Preclinical antisense biotech, led by former Sarepta CEO Kaye, vaults on to Nasdaq with upsized IPO
Less than a year after raising $90 million in its second round of financing, former Sarepta chief Edward Kaye is making the leap to the Nasdaq on Wednesday with an upsized offering for his preclinical antisense biotech, Stoke Therapeutics.

The company in-licensed its technology: Targeted Augmentation of Nuclear Gene Output (TANGO) from Cold Spring Harbor Laboratory’s Adrian Krainer, who is credited as the inventor of Biogen’s $BIIB spinal muscular atrophy drug Spinraza. Krainer co-founded Stoke and serves on its board.
As it preps an application to test its lead experimental therapy next year, Stoke raised gross proceeds of $142 million by offering 7.9 million shares at $18, above the range of $14 to $16. It had previously filed to offer 6.7 million shares, and plans to list on the Nasdaq under the symbol “$STOK.”

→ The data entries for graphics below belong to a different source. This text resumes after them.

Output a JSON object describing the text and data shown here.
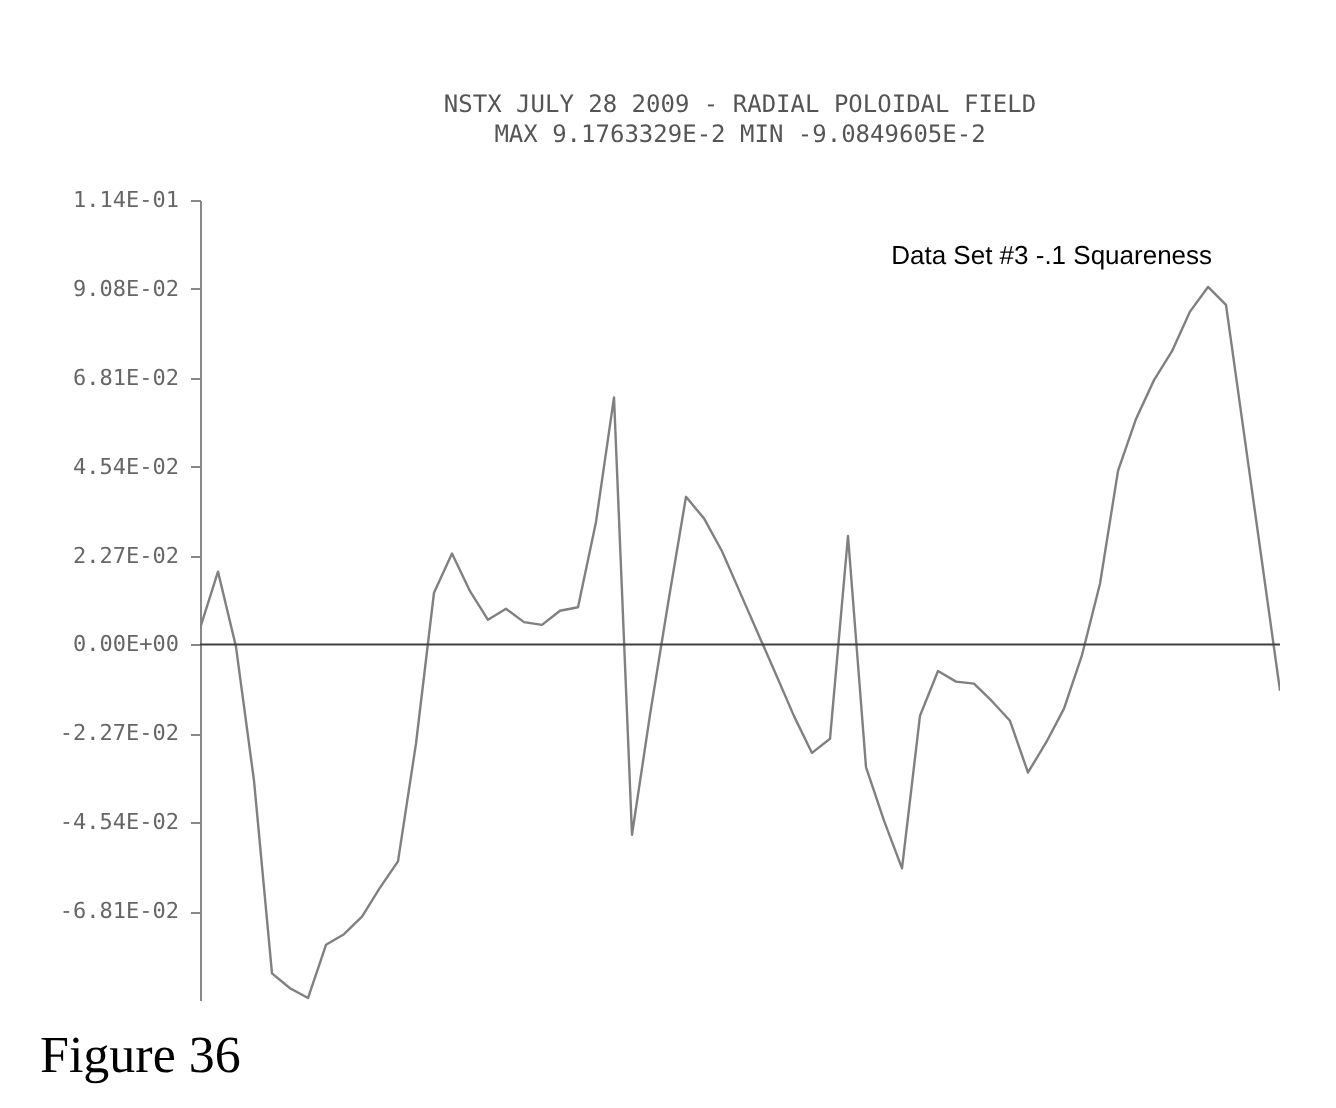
{
  "chart_data": {
    "type": "line",
    "title": "NSTX JULY 28 2009 - RADIAL POLOIDAL FIELD",
    "subtitle": "MAX 9.1763329E-2  MIN -9.0849605E-2",
    "annotations": [
      "Data Set #3 -.1 Squareness",
      "Figure 36"
    ],
    "categories": [
      null,
      null,
      null,
      null,
      null,
      null,
      null,
      null,
      null,
      null,
      null,
      null,
      null,
      null,
      null,
      null,
      null,
      null,
      null,
      null,
      null,
      null,
      null,
      null,
      null,
      null,
      null,
      null,
      null,
      null,
      null,
      null,
      null,
      null,
      null,
      null,
      null,
      null,
      null,
      null,
      null,
      null,
      null,
      null,
      null,
      null,
      null,
      null,
      null,
      null,
      null,
      null,
      null,
      null,
      null,
      null,
      null,
      null,
      null,
      null,
      null
    ],
    "series": [
      {
        "color": "#808080",
        "values": [
          0.0041,
          0.0186,
          -0.0006,
          -0.0348,
          -0.084,
          -0.0878,
          -0.0903,
          -0.0767,
          -0.074,
          -0.0695,
          -0.0621,
          -0.0554,
          -0.0253,
          0.0132,
          0.0232,
          0.0136,
          0.0063,
          0.0091,
          0.0057,
          0.005,
          0.0086,
          0.0095,
          0.0313,
          0.0631,
          -0.0486,
          -0.018,
          0.0104,
          0.0377,
          0.0322,
          0.0238,
          0.0133,
          0.0028,
          -0.0077,
          -0.0183,
          -0.0277,
          -0.0241,
          0.0277,
          -0.0313,
          -0.045,
          -0.0572,
          -0.0182,
          -0.0068,
          -0.0095,
          -0.01,
          -0.0145,
          -0.0195,
          -0.0327,
          -0.0251,
          -0.0164,
          -0.0027,
          0.0155,
          0.0443,
          0.0576,
          0.0675,
          0.0749,
          0.085,
          0.0913,
          0.0867,
          0.0539,
          0.0211,
          -0.0118
        ]
      }
    ],
    "ylim": [
      -0.0908,
      0.1135
    ],
    "yticks": [
      {
        "value": 0.1135,
        "label": "1.14E-01"
      },
      {
        "value": 0.0908,
        "label": "9.08E-02"
      },
      {
        "value": 0.0681,
        "label": "6.81E-02"
      },
      {
        "value": 0.0454,
        "label": "4.54E-02"
      },
      {
        "value": 0.0227,
        "label": "2.27E-02"
      },
      {
        "value": 0,
        "label": "0.00E+00"
      },
      {
        "value": -0.0227,
        "label": "-2.27E-02"
      },
      {
        "value": -0.0454,
        "label": "-4.54E-02"
      },
      {
        "value": -0.0681,
        "label": "-6.81E-02"
      }
    ],
    "tick_labels": "y",
    "grid": false,
    "ref_lines": [
      {
        "axis": "y",
        "value": 0,
        "color": "#404040"
      }
    ]
  }
}
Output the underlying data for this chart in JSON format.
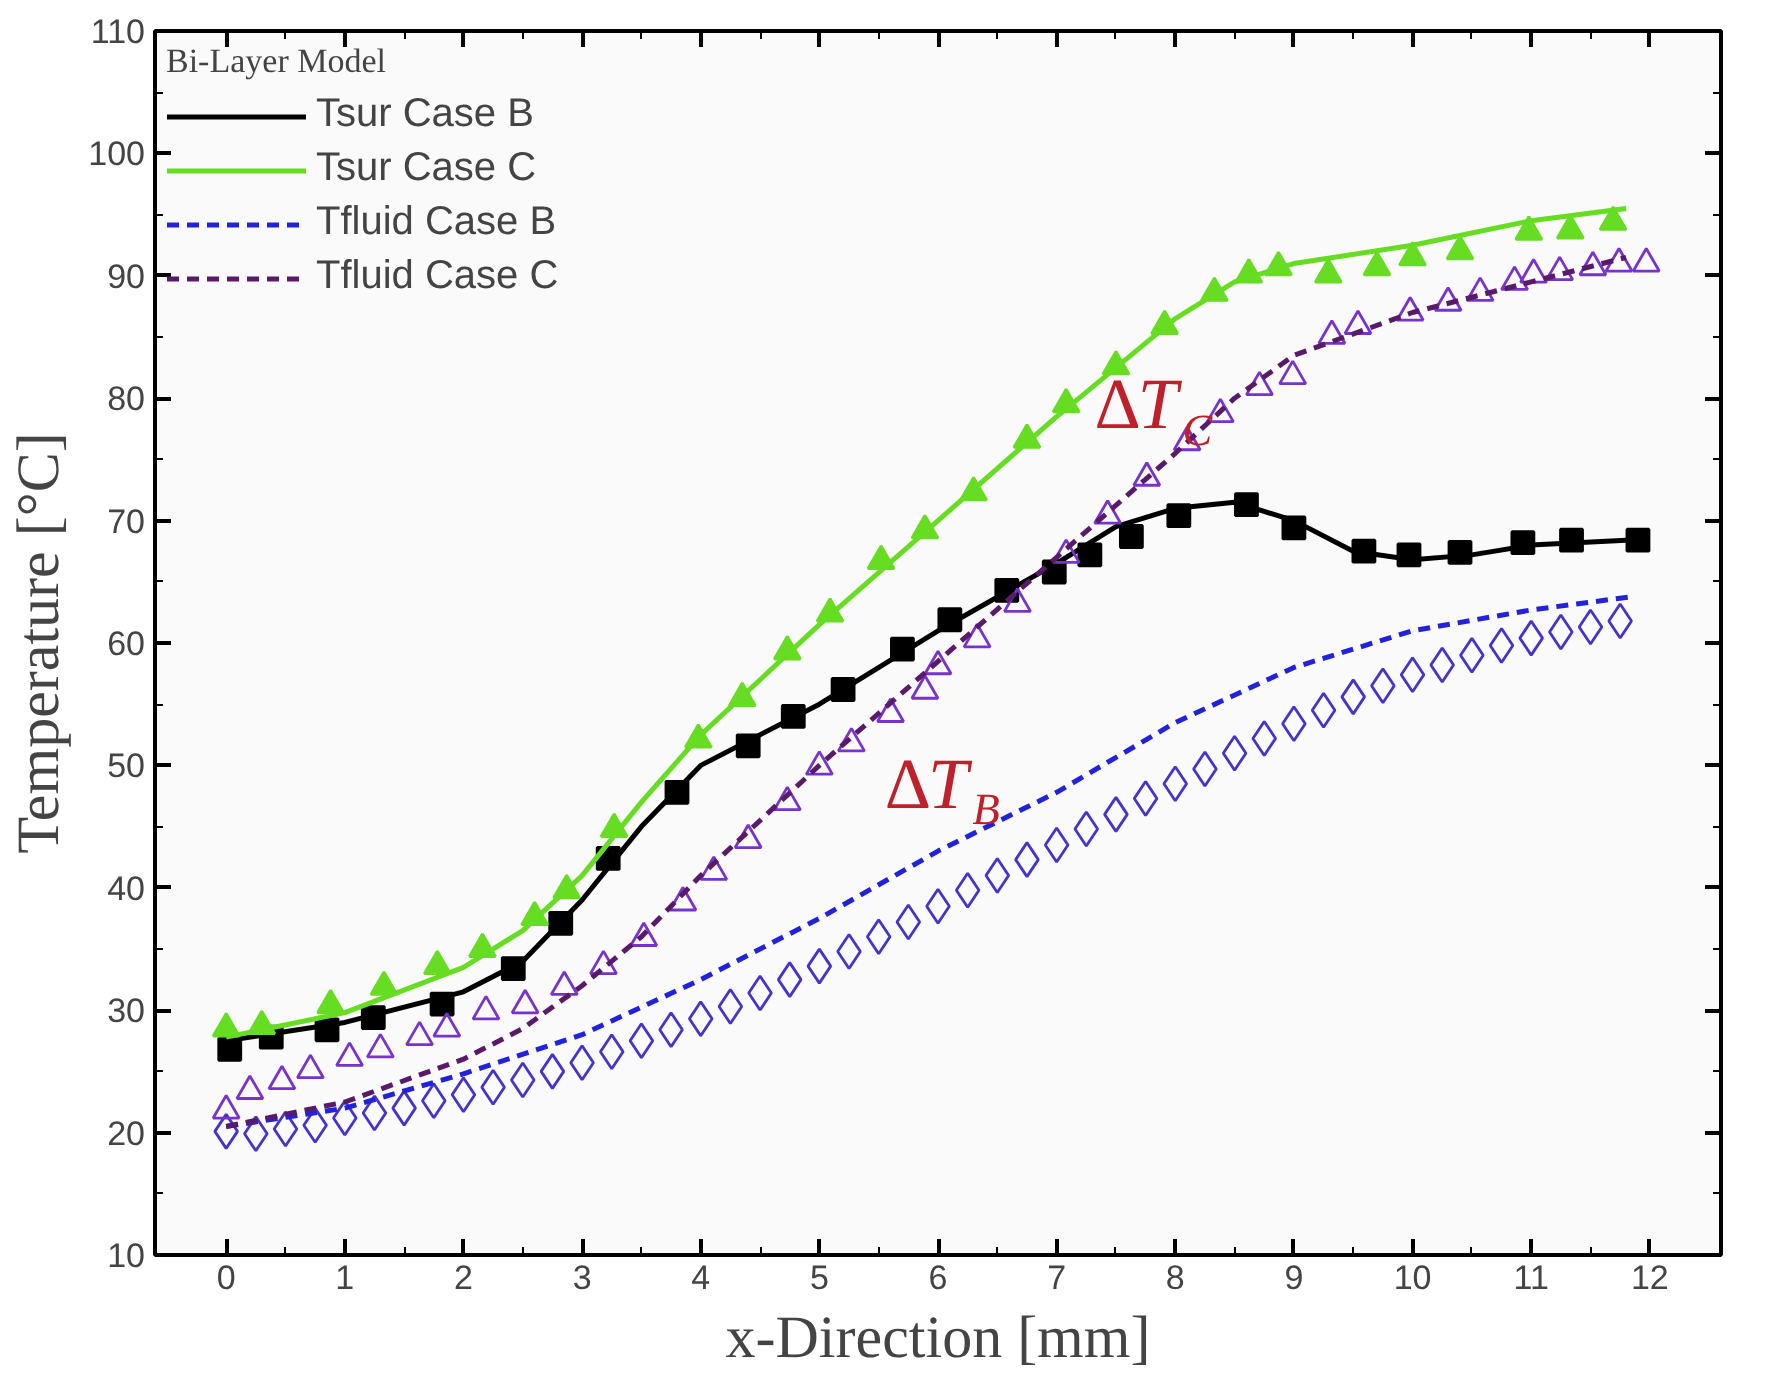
{
  "chart_data": {
    "type": "scatter",
    "xlabel": "x-Direction [mm]",
    "ylabel": "Temperature [°C]",
    "legend_title": "Bi-Layer Model",
    "xlim": [
      -0.6,
      12.6
    ],
    "ylim": [
      10,
      110
    ],
    "xticks": [
      0,
      1,
      2,
      3,
      4,
      5,
      6,
      7,
      8,
      9,
      10,
      11,
      12
    ],
    "yticks": [
      10,
      20,
      30,
      40,
      50,
      60,
      70,
      80,
      90,
      100,
      110
    ],
    "grid": false,
    "legend": "top left",
    "annotations": [
      "ΔT$_{C}$",
      "ΔT$_{B}$"
    ],
    "series": [
      {
        "type": "scatter",
        "marker": "square",
        "color": "#000000",
        "x": [
          0.03,
          0.38,
          0.85,
          1.24,
          1.82,
          2.42,
          2.82,
          3.22,
          3.8,
          4.4,
          4.78,
          5.2,
          5.7,
          6.1,
          6.58,
          6.98,
          7.28,
          7.63,
          8.03,
          8.6,
          9.0,
          9.59,
          9.97,
          10.4,
          10.93,
          11.34,
          11.9
        ],
        "values": [
          26.8,
          27.8,
          28.4,
          29.4,
          30.5,
          33.4,
          37.1,
          42.4,
          47.8,
          51.6,
          54.0,
          56.2,
          59.5,
          61.9,
          64.3,
          65.8,
          67.2,
          68.7,
          70.4,
          71.3,
          69.4,
          67.5,
          67.2,
          67.4,
          68.2,
          68.4,
          68.4
        ]
      },
      {
        "name": "Tsur Case B",
        "type": "line",
        "line_style": "solid",
        "color": "#000000",
        "x": [
          0,
          1,
          2,
          2.5,
          3,
          3.5,
          4,
          5,
          6,
          7,
          7.5,
          8,
          8.5,
          9,
          9.5,
          10,
          10.5,
          11,
          11.8
        ],
        "values": [
          27.5,
          29,
          31.5,
          34,
          39,
          45,
          50,
          55,
          61,
          66.5,
          69.5,
          71,
          71.5,
          70,
          67.5,
          66.8,
          67.2,
          68,
          68.4
        ]
      },
      {
        "marker": "triangle",
        "color": "#66dd22",
        "x": [
          0,
          0.3,
          0.88,
          1.33,
          1.78,
          2.16,
          2.6,
          2.87,
          3.27,
          3.98,
          4.35,
          4.73,
          5.09,
          5.52,
          5.89,
          6.3,
          6.75,
          7.08,
          7.5,
          7.91,
          8.33,
          8.62,
          8.87,
          9.29,
          9.7,
          10.0,
          10.4,
          10.98,
          11.33,
          11.69
        ],
        "values": [
          28.5,
          28.7,
          30.4,
          31.9,
          33.6,
          35,
          37.6,
          39.8,
          44.8,
          52.1,
          55.5,
          59.3,
          62.4,
          66.7,
          69.2,
          72.3,
          76.6,
          79.5,
          82.6,
          85.9,
          88.6,
          90.1,
          90.7,
          90.1,
          90.7,
          91.5,
          92.0,
          93.6,
          93.7,
          94.4
        ]
      },
      {
        "name": "Tsur Case C",
        "type": "line",
        "line_style": "solid",
        "color": "#66dd22",
        "x": [
          0,
          1,
          2,
          2.5,
          3,
          3.5,
          4,
          5,
          6,
          7,
          8,
          8.5,
          9,
          10,
          11,
          11.8
        ],
        "values": [
          27.8,
          29.8,
          33.5,
          36.5,
          41,
          47,
          52.5,
          61.5,
          70,
          78.5,
          86.5,
          89.5,
          91,
          92.5,
          94.5,
          95.5
        ]
      },
      {
        "type": "scatter",
        "marker": "diamond",
        "color": "#4433cc",
        "x": [
          0,
          0.25,
          0.5,
          0.75,
          1,
          1.25,
          1.5,
          1.75,
          2,
          2.25,
          2.5,
          2.75,
          3,
          3.25,
          3.5,
          3.75,
          4,
          4.25,
          4.5,
          4.75,
          5,
          5.25,
          5.5,
          5.75,
          6,
          6.25,
          6.5,
          6.75,
          7,
          7.25,
          7.5,
          7.75,
          8,
          8.25,
          8.5,
          8.75,
          9,
          9.25,
          9.5,
          9.75,
          10,
          10.25,
          10.5,
          10.75,
          11,
          11.25,
          11.5,
          11.75
        ],
        "values": [
          20.1,
          19.9,
          20.3,
          20.6,
          21.2,
          21.6,
          22,
          22.6,
          23.1,
          23.7,
          24.3,
          25,
          25.7,
          26.6,
          27.5,
          28.4,
          29.3,
          30.3,
          31.4,
          32.5,
          33.6,
          34.8,
          36,
          37.2,
          38.5,
          39.8,
          41,
          42.3,
          43.5,
          44.8,
          46,
          47.3,
          48.5,
          49.7,
          51,
          52.2,
          53.4,
          54.5,
          55.6,
          56.5,
          57.4,
          58.2,
          59,
          59.8,
          60.4,
          60.9,
          61.3,
          61.8
        ]
      },
      {
        "name": "Tfluid Case B",
        "type": "line",
        "line_style": "dashed",
        "color": "#2222dd",
        "x": [
          0,
          1,
          2,
          3,
          4,
          5,
          6,
          7,
          8,
          9,
          10,
          11,
          11.86
        ],
        "values": [
          20.5,
          22,
          24.8,
          28,
          32.5,
          37.5,
          43,
          47.8,
          53.5,
          58,
          61,
          62.7,
          63.8
        ]
      },
      {
        "marker": "triangle",
        "color": "#7733cc",
        "x": [
          0,
          0.2,
          0.47,
          0.71,
          1.04,
          1.3,
          1.63,
          1.86,
          2.19,
          2.52,
          2.85,
          3.18,
          3.52,
          3.85,
          4.11,
          4.4,
          4.73,
          5.0,
          5.27,
          5.6,
          5.89,
          6.0,
          6.33,
          6.67,
          7.08,
          7.43,
          7.76,
          8.1,
          8.38,
          8.71,
          8.99,
          9.32,
          9.54,
          9.98,
          10.3,
          10.57,
          10.86,
          11.02,
          11.24,
          11.52,
          11.74,
          11.97
        ],
        "values": [
          21.8,
          23.4,
          24.2,
          25.1,
          26.1,
          26.8,
          27.8,
          28.5,
          29.9,
          30.4,
          31.9,
          33.6,
          35.9,
          38.8,
          41.3,
          43.9,
          47,
          49.9,
          51.8,
          54.2,
          56.1,
          58.1,
          60.3,
          63.2,
          67.2,
          70.4,
          73.5,
          76.4,
          78.7,
          80.9,
          81.8,
          85.1,
          85.9,
          87,
          87.8,
          88.6,
          89.5,
          90.1,
          90.3,
          90.7,
          91,
          91
        ]
      },
      {
        "name": "Tfluid Case C",
        "type": "line",
        "line_style": "dashed",
        "color": "#5a1a6a",
        "x": [
          0,
          1,
          2,
          2.5,
          3,
          3.5,
          4,
          5,
          6,
          7,
          8,
          8.5,
          9,
          10,
          11,
          11.8
        ],
        "values": [
          20.5,
          22.5,
          26,
          28.5,
          32,
          36,
          41,
          50,
          58.5,
          67,
          75.5,
          80,
          83.5,
          87,
          89.5,
          91.5
        ]
      }
    ]
  }
}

The holy grail of gene therapies is to develop a treatment that is curative with a single dose, but so far, research has shown that the level of protein produced as a result of this type of therapeutic intervention can fluctuate from patient to patient, its durability remains in question and is expensive to manufacture because scientists must engineer viruses to deliver the gene therapy to the patient.
Stoke is developing antisense oligonucleotide medicines, by taking aim at diseases areas that are often not amenable to traditional gene therapy — because the gene size is too big — or to gene editing, as the therapeutic needs to be titratable. It is betting on stabilizing the protein manufactured by treated cells with its TANGO technology, which is designed to identify gene segments that can be targeted by drugs to dial up the level of protein produced. The Bedford, Massachusetts-based company then develops RNA drugs to harness these targets.
Like GW Pharmaceuticals’ $GWPH keenly watched and 2018 approved cannabis-derived therapeutic Epidiolex, Stoke is targeting Dravet syndrome, a rare and catastrophic form of intractable epilepsy that begins in infancy.
Controlling the amount of protein produced following therapy is particularly significant in autosomal dominant diseases — such as genetic causes of epilepsy — in which mutations in just one copy of a gene adversely impact protein production. An over-production of protein in such cases could be just as sinister. Stoke’s drug is designed to up-regulate production of a protein missing in patients with Dravet syndrome by targeting RNA splicing. The antisense oligonucleotide is suspended in saline and delivered via spinal injection, and will likely be administered every four months or so.
If the FDA sanctions an in-human study, the biotech expects to initiate a Phase I/II clinical trial in children and adolescents in the first half of 2020 and anticipates to have clinical data, including preliminary efficacy data, in 2021.
As of March 31, Stoke has raised over $130 million in funding, including investments from Apple Tree Partners, RTW Investments, RA Capital Management, Cormorant Asset Management, Perceptive Advisors and funds managed by Janus Henderson Investors, Redmile Group, Sphera Funds Management and Alexandria Venture Investments.